The legendary Macon, Ga. recording studio that served as home to the sessions of many southern-rock legends may not have much longer.
The Georgia Trust has put the Capricorn Recording Studio on its “Places in Peril” list for 2010.
Capricorn Records’ founders, Phil Walden and Frank Fenter, wanted to create their own studio with its own lineup of skilled musicians a’la Muscle Shoals in Alabama. They made rock history when they discovered a young Duane Allman, then a session guitarist, and gave him a recording contract in 1969. The success of the newly-formed Allman Brothers Band led Capricorn to become its own label in 1971. Other southern rock greats who recorded at Capricorn in its heyday include the Marshall Tucker Band, the Charlie Daniels Band, Dixie Dregs, Johnny Jenkins and many more.
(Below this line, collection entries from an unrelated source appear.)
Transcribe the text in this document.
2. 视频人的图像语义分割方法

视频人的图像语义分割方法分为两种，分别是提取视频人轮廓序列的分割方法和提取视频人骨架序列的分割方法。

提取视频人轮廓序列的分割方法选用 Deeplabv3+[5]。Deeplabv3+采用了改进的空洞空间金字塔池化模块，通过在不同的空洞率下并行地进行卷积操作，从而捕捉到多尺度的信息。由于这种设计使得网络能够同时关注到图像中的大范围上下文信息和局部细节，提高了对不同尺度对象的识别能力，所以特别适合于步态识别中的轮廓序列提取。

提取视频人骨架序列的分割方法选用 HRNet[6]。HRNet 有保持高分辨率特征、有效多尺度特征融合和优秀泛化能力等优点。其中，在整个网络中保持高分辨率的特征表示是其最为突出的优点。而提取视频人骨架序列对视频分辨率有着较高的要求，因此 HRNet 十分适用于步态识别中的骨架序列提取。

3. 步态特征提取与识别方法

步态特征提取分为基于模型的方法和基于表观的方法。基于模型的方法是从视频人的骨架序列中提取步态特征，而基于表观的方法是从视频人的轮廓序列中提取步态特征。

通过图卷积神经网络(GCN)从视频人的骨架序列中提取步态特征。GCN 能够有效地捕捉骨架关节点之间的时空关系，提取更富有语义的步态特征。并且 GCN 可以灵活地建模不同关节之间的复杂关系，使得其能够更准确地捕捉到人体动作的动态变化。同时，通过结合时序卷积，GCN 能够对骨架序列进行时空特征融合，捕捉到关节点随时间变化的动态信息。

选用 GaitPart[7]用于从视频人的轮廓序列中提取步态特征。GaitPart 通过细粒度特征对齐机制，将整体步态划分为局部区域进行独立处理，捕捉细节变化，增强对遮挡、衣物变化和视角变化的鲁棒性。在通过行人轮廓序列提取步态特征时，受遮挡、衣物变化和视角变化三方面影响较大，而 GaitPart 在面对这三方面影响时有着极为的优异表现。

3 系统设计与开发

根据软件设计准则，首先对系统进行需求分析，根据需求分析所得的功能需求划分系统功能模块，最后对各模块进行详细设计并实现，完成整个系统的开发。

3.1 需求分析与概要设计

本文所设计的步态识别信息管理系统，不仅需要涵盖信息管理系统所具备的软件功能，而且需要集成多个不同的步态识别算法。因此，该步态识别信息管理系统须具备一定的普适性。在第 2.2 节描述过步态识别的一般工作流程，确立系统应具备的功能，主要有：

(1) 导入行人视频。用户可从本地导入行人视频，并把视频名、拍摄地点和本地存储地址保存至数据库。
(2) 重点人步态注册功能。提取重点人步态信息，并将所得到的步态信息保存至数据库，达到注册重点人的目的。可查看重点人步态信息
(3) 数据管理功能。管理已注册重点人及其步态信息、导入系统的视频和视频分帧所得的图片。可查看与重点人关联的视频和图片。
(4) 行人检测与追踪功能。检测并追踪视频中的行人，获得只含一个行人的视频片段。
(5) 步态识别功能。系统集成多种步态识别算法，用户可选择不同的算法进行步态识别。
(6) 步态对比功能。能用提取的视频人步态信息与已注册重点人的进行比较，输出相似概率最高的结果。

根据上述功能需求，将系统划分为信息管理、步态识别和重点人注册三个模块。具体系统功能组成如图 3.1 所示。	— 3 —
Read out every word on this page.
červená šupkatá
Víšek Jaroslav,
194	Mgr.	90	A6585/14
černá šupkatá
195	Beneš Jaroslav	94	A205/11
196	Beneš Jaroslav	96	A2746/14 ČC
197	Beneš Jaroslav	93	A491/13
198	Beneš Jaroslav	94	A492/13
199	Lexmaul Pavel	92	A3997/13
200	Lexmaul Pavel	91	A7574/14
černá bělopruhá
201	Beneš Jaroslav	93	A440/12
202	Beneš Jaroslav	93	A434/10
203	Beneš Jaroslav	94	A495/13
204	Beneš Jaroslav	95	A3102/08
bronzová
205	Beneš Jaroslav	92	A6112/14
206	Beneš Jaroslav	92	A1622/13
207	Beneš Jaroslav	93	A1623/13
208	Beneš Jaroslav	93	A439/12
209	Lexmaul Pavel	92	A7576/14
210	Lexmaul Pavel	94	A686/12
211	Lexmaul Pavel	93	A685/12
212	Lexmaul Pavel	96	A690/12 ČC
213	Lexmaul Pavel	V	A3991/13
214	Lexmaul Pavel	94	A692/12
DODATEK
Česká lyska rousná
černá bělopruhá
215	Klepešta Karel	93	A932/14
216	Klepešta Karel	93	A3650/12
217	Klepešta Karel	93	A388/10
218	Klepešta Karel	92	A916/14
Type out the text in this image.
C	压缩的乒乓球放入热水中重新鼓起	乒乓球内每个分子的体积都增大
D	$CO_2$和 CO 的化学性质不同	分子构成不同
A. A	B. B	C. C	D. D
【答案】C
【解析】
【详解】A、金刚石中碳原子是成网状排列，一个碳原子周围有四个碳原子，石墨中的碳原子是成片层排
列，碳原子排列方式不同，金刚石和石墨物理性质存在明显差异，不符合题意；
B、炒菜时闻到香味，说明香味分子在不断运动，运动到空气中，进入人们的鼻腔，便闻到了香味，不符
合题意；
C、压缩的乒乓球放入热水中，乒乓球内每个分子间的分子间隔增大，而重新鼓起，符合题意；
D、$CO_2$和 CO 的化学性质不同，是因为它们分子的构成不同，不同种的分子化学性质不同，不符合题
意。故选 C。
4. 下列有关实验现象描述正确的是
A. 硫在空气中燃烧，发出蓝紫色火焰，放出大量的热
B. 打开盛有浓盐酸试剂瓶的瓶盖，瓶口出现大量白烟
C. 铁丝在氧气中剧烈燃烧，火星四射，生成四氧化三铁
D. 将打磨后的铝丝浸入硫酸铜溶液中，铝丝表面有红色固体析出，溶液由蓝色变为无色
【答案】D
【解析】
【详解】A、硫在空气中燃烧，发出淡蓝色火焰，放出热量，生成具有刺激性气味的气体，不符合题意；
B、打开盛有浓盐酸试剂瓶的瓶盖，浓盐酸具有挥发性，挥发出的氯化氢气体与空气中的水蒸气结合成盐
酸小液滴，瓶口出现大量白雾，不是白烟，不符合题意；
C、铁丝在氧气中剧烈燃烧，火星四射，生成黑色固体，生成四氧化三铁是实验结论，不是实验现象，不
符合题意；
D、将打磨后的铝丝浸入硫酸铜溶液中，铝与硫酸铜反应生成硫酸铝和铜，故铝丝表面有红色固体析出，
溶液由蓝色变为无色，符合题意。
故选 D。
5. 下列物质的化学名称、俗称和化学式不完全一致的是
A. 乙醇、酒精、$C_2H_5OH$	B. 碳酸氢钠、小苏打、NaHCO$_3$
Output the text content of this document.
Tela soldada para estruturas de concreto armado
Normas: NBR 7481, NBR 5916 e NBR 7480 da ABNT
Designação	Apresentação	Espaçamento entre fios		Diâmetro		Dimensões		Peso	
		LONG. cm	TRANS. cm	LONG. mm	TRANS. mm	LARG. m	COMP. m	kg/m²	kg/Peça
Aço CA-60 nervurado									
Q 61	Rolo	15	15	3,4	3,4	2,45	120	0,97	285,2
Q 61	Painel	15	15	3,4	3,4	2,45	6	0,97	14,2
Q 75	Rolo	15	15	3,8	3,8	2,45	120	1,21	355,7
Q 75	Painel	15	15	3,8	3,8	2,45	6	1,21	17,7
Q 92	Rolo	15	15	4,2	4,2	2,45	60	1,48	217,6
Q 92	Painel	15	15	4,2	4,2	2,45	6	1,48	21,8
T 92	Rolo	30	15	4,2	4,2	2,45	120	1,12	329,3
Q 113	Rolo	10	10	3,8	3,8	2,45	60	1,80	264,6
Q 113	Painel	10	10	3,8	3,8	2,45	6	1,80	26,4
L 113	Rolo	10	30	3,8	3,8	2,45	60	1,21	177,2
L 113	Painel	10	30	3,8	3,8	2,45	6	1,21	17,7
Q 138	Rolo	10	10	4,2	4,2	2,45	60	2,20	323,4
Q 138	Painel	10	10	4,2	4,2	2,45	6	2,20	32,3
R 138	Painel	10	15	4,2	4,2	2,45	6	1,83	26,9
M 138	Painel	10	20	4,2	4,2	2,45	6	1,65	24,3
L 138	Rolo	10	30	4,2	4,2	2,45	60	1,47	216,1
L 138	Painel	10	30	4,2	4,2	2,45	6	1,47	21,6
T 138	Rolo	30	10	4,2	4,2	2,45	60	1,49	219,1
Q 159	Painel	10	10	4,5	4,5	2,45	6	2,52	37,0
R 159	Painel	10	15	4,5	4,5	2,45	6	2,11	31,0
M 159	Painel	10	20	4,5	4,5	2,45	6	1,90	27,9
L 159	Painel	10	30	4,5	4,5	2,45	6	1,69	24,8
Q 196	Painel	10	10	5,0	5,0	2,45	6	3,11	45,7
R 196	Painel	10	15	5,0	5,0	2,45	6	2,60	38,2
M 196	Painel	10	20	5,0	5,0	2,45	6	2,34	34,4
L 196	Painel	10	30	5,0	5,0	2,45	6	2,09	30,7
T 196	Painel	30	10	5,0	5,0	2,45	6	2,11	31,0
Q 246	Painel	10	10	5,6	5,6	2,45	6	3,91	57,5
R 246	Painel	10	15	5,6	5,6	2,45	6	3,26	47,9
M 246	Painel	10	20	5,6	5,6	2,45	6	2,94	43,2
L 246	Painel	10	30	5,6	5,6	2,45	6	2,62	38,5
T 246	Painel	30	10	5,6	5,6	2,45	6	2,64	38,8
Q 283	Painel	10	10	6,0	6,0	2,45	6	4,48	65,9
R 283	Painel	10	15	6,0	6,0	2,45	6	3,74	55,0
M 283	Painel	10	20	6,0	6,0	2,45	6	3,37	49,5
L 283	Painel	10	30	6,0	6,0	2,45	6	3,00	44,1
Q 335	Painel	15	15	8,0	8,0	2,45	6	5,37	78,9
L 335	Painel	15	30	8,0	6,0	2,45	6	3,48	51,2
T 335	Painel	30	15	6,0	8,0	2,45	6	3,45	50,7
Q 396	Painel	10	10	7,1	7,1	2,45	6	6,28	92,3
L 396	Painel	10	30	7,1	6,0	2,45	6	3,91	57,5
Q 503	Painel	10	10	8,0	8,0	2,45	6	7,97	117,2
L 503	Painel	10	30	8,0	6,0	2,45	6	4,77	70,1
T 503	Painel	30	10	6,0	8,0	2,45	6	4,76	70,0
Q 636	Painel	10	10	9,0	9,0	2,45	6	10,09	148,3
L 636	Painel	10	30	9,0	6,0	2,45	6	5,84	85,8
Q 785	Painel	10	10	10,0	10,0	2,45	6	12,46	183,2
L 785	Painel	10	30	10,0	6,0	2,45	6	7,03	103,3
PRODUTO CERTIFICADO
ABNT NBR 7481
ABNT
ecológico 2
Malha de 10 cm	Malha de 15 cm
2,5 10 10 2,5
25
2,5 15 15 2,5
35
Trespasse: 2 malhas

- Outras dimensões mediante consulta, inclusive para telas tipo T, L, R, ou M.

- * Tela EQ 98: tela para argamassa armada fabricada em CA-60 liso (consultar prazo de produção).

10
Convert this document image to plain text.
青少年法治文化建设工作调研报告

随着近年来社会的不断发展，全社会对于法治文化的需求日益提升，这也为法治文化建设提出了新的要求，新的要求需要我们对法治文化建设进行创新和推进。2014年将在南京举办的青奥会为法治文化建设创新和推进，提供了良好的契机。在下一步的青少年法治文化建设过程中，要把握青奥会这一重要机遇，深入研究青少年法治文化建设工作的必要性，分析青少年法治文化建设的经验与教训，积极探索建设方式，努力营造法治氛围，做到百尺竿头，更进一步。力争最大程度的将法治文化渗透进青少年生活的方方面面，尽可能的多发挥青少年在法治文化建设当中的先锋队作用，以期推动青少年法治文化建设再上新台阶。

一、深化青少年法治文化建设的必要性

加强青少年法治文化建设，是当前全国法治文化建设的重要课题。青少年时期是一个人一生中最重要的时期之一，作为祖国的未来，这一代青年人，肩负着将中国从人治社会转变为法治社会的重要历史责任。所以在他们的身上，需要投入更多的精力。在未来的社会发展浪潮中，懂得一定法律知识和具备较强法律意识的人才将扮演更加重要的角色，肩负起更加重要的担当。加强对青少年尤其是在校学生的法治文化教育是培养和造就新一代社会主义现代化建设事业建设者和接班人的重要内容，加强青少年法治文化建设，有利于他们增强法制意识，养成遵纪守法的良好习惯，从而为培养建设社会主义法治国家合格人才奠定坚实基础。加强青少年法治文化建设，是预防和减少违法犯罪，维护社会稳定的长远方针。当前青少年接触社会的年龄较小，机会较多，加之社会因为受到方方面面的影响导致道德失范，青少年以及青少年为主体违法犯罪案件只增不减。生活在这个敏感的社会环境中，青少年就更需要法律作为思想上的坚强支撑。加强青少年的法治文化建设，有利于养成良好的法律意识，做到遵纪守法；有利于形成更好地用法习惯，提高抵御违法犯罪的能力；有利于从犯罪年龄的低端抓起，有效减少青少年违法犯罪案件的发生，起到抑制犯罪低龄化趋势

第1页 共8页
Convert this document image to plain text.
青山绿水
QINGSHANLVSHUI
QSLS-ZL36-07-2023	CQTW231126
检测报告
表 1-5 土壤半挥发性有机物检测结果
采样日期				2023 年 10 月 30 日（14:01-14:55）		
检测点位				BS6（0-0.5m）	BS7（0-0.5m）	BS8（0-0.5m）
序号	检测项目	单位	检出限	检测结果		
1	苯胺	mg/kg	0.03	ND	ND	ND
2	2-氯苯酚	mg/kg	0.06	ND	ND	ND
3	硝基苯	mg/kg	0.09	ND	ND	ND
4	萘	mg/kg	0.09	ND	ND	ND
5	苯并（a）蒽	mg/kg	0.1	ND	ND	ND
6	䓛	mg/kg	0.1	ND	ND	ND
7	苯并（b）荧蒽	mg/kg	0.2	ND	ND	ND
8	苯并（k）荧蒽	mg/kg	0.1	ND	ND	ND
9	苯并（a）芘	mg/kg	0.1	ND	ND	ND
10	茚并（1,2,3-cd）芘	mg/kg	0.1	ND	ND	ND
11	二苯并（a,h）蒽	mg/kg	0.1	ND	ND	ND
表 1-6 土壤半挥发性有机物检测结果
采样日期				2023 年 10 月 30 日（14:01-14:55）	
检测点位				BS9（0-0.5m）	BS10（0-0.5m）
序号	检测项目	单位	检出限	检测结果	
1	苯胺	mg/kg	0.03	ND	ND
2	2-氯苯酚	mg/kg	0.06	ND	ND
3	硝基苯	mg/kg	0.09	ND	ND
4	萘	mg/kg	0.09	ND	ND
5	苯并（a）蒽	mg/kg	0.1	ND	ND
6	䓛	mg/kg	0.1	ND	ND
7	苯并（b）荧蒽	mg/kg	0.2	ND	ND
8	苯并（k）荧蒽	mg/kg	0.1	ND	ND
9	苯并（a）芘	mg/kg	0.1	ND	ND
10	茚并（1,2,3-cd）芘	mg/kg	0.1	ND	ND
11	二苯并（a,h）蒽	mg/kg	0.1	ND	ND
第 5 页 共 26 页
Capricorn’s greatest achievement, however, was still an Allman Brothers album, their acclaimed 1971 live double LP At Fillmore East.
Capricorn went under in 1979 but was reborn (temporarily) in Nashville under the Warner Records umbrella in 1991, signing Athens, Ga. jam band Widespread Panic as its first artist, and also working with artists Cake, 311 and Kenny Chesney before the label permanently folded in 2000.
Despite its rich musical heritage, the studio’s fate was in flux for nearly 30 years, going through a number of owners (including Mercer University) until the building was foreclosed upon in November 2009.
According to the Trust’s website, there are a number of reasons the building’s status is in jeopardy: excessive weather and water damage, vandalism and stolen items (including copper wiring) and the studio’s presence in the middle of a mass of abandoned structures and vacant lots gives the area a run-down, unsafe feel.